The House bill version, with its $1,200 outlay geared mainly to middle- and low-income families, along with a restoration of the $600 offering in unemployment benefits, would be a fiscal life preserver for just about everyone here, he said.
 
Waiting until after the election is only going to make already murky waters even more so, Justice said.
 
“I don’t want him to do that,” Justice said, of the possible gambit by a president who is also being treated for COVID-19.
 
“And I do not think that’s the thing to do … So, from the standpoint of postponing it? Terrible.”

Meanwhile, Justice on Wednesday did what he’s done 133 times prior over the past six months, when the coronavirus first started making its acquaintance with the Mountain State.
 
He talked — and took questions from reporters, via telephone and Zoom.

Breaking it down

He began, as always, with a roll call of West Virginians who died of coronavirus complications from the last time he spoke.
 
Wednesday’s accounting included two nurses who worked, respectively, at J.W. Ruby Memorial Hospital in Morgantown and Mildred Mitchell Bateman Hospital, a psychiatric facility in Huntington.
 
In contrast, he reported West Virginia’s current reproductive number of .83 — the second-best in the nation. That number gauges how easily the virus can be transmitted from one person to an another.
 
The governor noted the 50 confirmed COVID cases in 18 schools across the state, to go with the four in correctional facilities here, including two at Mount Olive, the state’s maximum-security facility for men in Fayette County.
 
To date, he said, there are 41 outbreaks in long-term nursing care centers across the state and 13 in churches across nine counties, including Harrison, in north-central West Virginia.

Protocols, schools and bars

Justice’s staff wears masks, and he does too, he said.
 
So do the people who meet in the capital complex for state business, the governor said, when asked about Trump’s diagnosis and the ongoing outbreak in the West Wing at the White House.
 
Both the governor and Dr.
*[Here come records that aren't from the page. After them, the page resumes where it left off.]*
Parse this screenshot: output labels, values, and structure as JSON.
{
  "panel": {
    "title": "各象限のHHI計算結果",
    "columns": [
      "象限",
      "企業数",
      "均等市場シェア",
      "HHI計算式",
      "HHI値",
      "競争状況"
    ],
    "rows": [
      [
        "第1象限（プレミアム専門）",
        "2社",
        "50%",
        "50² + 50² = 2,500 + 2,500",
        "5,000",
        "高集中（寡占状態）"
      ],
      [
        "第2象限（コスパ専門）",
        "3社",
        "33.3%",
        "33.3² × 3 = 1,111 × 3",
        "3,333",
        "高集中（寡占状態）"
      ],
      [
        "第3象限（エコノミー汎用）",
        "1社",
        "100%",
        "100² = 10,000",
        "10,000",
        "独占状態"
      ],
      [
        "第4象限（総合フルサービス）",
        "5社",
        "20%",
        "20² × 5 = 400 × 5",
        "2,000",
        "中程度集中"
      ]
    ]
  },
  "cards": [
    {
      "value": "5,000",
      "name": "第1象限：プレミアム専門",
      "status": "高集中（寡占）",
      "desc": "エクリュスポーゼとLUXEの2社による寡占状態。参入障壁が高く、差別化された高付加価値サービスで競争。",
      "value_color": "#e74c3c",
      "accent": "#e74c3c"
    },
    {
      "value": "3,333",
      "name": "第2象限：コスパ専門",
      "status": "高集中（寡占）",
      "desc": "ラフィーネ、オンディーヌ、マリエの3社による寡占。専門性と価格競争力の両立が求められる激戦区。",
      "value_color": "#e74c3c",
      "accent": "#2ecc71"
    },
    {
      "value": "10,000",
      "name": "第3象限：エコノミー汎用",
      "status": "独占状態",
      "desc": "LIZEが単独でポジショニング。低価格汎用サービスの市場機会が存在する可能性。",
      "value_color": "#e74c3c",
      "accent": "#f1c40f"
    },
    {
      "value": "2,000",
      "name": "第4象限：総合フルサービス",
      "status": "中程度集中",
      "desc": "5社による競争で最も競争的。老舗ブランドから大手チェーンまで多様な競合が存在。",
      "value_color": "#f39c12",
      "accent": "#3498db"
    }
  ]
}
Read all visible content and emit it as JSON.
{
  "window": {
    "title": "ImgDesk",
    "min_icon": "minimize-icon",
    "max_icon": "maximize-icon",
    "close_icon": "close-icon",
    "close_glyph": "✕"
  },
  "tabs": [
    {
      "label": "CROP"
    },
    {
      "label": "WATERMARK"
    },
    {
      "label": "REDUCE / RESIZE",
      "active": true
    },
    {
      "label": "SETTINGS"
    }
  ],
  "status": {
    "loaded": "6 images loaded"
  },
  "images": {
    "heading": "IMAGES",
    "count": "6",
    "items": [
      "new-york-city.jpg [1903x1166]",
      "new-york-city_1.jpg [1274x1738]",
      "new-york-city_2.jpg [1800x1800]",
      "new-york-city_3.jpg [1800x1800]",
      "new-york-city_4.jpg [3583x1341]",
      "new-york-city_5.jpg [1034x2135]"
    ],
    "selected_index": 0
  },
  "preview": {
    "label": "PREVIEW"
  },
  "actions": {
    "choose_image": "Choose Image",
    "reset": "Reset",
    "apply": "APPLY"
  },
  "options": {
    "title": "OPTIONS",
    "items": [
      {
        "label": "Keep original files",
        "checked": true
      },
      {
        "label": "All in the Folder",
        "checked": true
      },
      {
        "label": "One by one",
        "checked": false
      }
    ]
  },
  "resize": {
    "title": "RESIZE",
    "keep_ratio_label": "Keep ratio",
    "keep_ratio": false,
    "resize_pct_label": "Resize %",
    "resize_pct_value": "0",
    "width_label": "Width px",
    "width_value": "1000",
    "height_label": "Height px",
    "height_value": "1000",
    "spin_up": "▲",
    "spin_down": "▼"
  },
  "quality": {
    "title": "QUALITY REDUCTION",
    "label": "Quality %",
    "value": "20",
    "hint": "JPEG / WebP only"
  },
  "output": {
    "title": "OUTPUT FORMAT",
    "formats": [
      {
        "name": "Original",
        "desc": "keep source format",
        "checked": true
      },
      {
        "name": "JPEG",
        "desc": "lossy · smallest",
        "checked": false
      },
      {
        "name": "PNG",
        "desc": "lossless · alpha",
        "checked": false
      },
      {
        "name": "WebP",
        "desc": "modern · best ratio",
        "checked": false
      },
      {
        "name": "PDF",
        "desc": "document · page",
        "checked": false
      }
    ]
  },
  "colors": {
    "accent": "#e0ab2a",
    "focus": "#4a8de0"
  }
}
Clay Marsh, the state’s COVID-19 czar, defended the methodology behind the state and county alert maps that chart cases here.
 
Up to half of the schools in state would be “shut down” Justice said, had West Virginia stayed with the Harvard Global model, which was the template for the versions used by the state Department of Health and Human Resources and state Department of Education.
 
Marsh, meanwhile, encouraged all West Virginians to simply get tested for the coronavirus, and the governor agreed — reporting that 85 potential “super-spreaders” of the pathogen were netted at a recent testing event in Kanawha County.
 
The governor promised news concerning Monongalia County bar closures for his next briefing, which is Friday.